Inilah Peran Ayah Untuk Anak-anak

04 Jul 2017

Ayah memikul kewajiban untuk menghidupi seluruh anggota keluarganya. Namun bukan menjadi alasan, ayah terlampau sibuk bekerja sehingga enggan meluangkan waktu untuk keluarga dan memerhatikan kebutuhan psikologis anak-anaknya.

Belakangan sering sekali mendengar atau membaca berbagai pesan mengenai pentingnya peran ayah dalam pengasuhan anak, ya sebab stigma menjadi ayah seringkali hanya dikaitkan dengan tugasnya bekerja dan menafkahi keluarga, tanpa harus tahu apa pun yang terjadi di rumah. Padahal, idealnya ayah juga berperan aktif dalam pengasuhan anak.

Banyak sekali penelitian mengenai hal ini. Misalnya, seperti yang tercantum dalam laman Father Involvement Research Alliance (FIRA), bayi yang ayahnya aktif terlibat dalam pengasuhan (terlihat dari banyaknya interaksi, termasuk kualitas bermain dan aktivitas caregiving) lebih kompeten secara kognitif pada usia 6 bulan. Fungsi kognitif ini berlanjut lebih tinggi pada usia 1 tahun, kemampuan pemecahan masalah lebih baik pada usia balita, dan memiliki IQ yang lebih tinggi pada usia 3 tahun.

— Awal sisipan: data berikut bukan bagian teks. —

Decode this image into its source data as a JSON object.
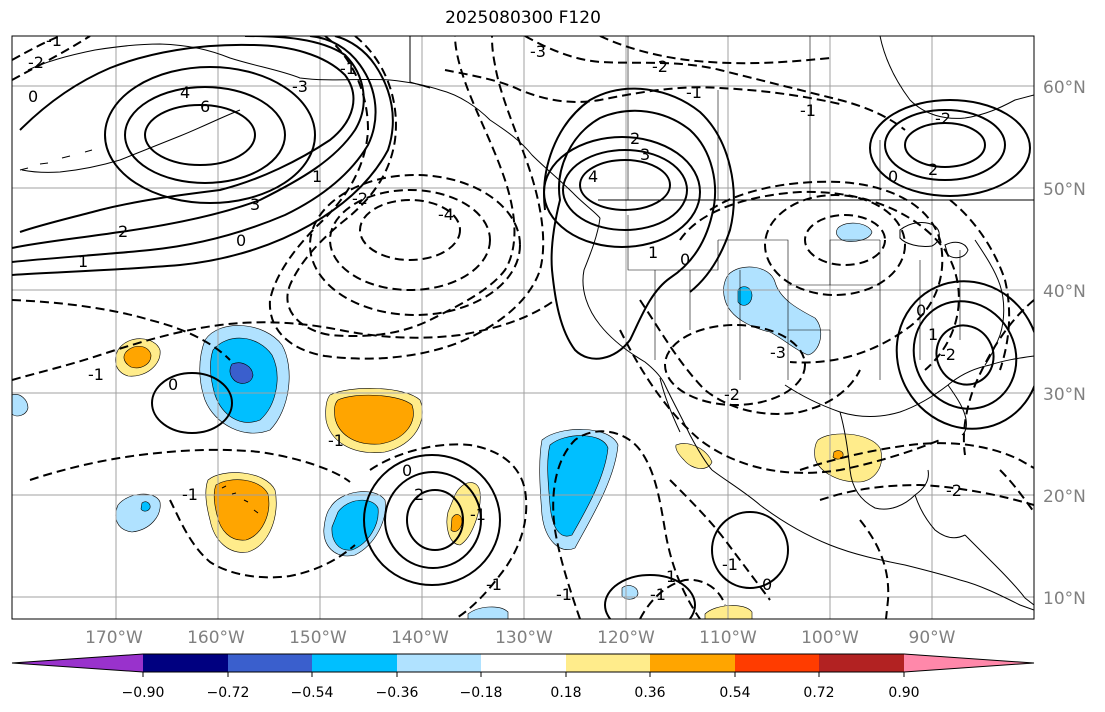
{
  "title": "2025080300 F120",
  "map": {
    "lon_labels": [
      "170°W",
      "160°W",
      "150°W",
      "140°W",
      "130°W",
      "120°W",
      "110°W",
      "100°W",
      "90°W"
    ],
    "lat_labels": [
      "60°N",
      "50°N",
      "40°N",
      "30°N",
      "20°N",
      "10°N"
    ],
    "contour_labels": [
      "-2",
      "-1",
      "0",
      "4",
      "6",
      "3",
      "2",
      "1",
      "-1",
      "-2",
      "-3",
      "-3",
      "-4",
      "-3",
      "-2",
      "-1",
      "2",
      "3",
      "4",
      "0",
      "1",
      "2",
      "-2",
      "-1",
      "0",
      "-1",
      "0",
      "-1",
      "0",
      "2",
      "-1",
      "-1",
      "-2",
      "-2",
      "-1",
      "-1",
      "-2",
      "0",
      "1",
      "0",
      "1",
      "0",
      "-1",
      "1",
      "-1"
    ],
    "colors": {
      "land_outline": "#000000",
      "grid": "#a0a0a0",
      "contour": "#000000"
    }
  },
  "colorbar": {
    "tick_labels": [
      "−0.90",
      "−0.72",
      "−0.54",
      "−0.36",
      "−0.18",
      "0.18",
      "0.36",
      "0.54",
      "0.72",
      "0.90"
    ],
    "colors": [
      "#9932cc",
      "#000080",
      "#3a5fcd",
      "#00bfff",
      "#b0e2ff",
      "#ffffff",
      "#ffec8b",
      "#ffa500",
      "#ff3c00",
      "#b22222",
      "#ff88aa"
    ]
  }
}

Seperti tertulis didalam artikel The Role of the Father in Child Development, tulisan Michael E. Lamb, Profesor psikologi dari The University of Cambridge, anak laki-laki yang tumbuh tanpa kehadiran figur ayah akan mengalami hambatan dalam perkembangan identitas gender dan pemahaman terkait peran sebagai laki-laki, performa akademis di sekolah, penyesuaian diri serta kesulitan mengontrol kemarahan.

Ketika ayah tampil sebagai sosok yang pasif, tidak sensitif dan tidak terlibat dalam pengasuhan, maka anak perempuan akan mengembangkan hubungan yang sulit dengan laki-laki. Bahkan tidak nyaman berinteraksi dengan anak laki-laki juga ketika dewasa akan sulit menjalin hubungan harmonis dengan pasangannya.

E. Lamb pun menulis, penelitian oleh Carlson menyimpulkan bahwa para remaja memiliki keinginan agar sosok ayah dapat melakukan hal-hal berikut ini: Hadir di acara penting dan meluangkan waktunya berduaan dengan anak, menjalin kedekatan emosional dengan ayah, responsif ketika anak sedang mengungkapkan pendapat kepada ayah dan mengambil keputusan dengan mempertimbangkan sudut pandang anak. Jadi, meski terkesan cuek, ternyata harapan remaja pun sangat besar akan hadirnya sosok ayah.

Semakin sering ayah terlibat, semakin besar pula sensitivitas ayah akan kebutuhan dan keadaan anak. Makin sensitif akan kebutuhan anak, makin mahir dalam mengatasi setiap perilaku dan perkembangan anak, sehingga makin sedikit konflik dengan anak. Anak pun semakin mudah mendengarkan ayahnya.

Berat? Ya pasti. Inilah gunanya berpartner dengan istri dalam pengasuhan anak. Yang penting, koneksi antara ayah dan anak terus dibentuk setiap harinya. Pengaturan waktu dan merasa bertanggung jawab, adalah kunci penting untuk menjalani peran besar ini.